Par son travail à Gunma, il était hautement apprécié par l'Agence pour les Affaires culturelles comme lien vivant transmettant la tradition de la forge du Kantō. Il se consacrait non seulement à la forge des épées mais aussi à la formation de successeurs ; son atelier a produit plusieurs excellents forgerons d'épées. Il a activement promu la culture du fer de Gunma par des démonstrations de restauration de fonte tatara et des conférences publiques, communiquant largement à la société la valeur culturelle des épées japonaises.

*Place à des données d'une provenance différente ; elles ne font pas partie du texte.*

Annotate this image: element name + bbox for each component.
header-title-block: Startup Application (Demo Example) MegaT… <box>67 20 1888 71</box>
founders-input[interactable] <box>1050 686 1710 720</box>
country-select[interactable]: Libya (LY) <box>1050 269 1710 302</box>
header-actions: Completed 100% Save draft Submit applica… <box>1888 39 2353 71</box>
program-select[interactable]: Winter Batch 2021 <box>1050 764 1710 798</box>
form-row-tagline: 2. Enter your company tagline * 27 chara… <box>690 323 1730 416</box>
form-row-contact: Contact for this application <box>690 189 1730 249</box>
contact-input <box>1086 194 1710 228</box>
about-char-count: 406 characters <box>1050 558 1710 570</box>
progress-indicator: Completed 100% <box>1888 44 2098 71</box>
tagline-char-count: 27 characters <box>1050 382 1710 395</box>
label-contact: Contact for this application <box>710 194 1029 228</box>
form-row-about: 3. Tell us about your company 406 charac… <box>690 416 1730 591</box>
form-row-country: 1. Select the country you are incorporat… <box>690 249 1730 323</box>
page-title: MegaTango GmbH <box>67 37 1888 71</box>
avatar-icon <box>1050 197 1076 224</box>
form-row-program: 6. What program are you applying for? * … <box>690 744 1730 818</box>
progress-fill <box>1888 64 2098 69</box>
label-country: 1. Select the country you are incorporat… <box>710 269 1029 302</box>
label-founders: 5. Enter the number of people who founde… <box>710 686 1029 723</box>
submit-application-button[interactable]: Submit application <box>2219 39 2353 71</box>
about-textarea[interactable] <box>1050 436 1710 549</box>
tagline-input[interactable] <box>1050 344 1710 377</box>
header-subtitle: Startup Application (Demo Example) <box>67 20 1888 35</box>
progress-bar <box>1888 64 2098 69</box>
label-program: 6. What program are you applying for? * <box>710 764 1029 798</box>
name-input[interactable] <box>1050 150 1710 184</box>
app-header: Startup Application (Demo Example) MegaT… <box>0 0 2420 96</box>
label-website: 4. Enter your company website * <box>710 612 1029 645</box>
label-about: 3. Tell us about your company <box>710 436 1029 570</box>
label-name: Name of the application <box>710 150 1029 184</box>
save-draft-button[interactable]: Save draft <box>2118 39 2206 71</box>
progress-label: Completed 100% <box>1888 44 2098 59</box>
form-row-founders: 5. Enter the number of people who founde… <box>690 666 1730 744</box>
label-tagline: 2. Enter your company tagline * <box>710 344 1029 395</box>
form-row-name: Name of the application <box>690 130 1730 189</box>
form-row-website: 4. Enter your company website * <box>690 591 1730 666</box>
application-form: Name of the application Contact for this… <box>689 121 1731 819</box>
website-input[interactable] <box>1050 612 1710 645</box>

Même après sa désignation en tant que Trésor vivant national, il a continué sa production prolifique, créant de nombreux chefs-d'œuvre jusqu'à sa mort en 2009. Ses œuvres sont hautement appréciées par les collectionneurs éminents au niveau national et international et sont conservées dans les principaux musées du monde. Ses épées contemporaines atteignent des prix premium, se vendant régulièrement de plusieurs millions à plus de dix millions de yens par pièce. Révéré comme incarnation de « l'art ancien du katana à l'ère moderne », l'œuvre de Toshihira représente le sommet de l'art de la forge japonaise du XXIe siècle, assurant une place ferme dans l'histoire de l'épée japonaise.
Légendes et récits
Il existe une anecdote selon laquelle Toshihira aurait reçu de son maître Miyairi Shouhei cet enseignement : « Une épée naît après sa forge. Persévère dans ta volonté jusqu'au dernier recuit. » La nuit suivant son premier succès de recuit, dit-on, la lame continua de briller d'une lueur orange même après l'extinction du feu du foyer de l'atelier. Une autre histoire raconte qu'un célèbre expert en katanas, ayant apporté une des premières œuvres de Toshihira, doutait en disant « S'agit-il vraiment d'une épée moderne ? » et demanda une analyse métallurgique détaillée. Cependant, lorsqu'il fut découvert que la pureté du tamahagane et les traces du pliage répété rivalisaient avec la précision des épées anciennes de l'époque Kamakura, l'expert se prosterna profondément en guise d'excuse. Lorsqu'il reçut la nouvelle de sa reconnaissance en tant que Trésor humain vivant, Toshihira aurait dit tranquillement : « C'est l'épée qui a été reconnue, pas moi. » Cette parole, incarnant à la fois la fierté et l'humilité d'un maître forgeron, s'est transmise entre ses disciples.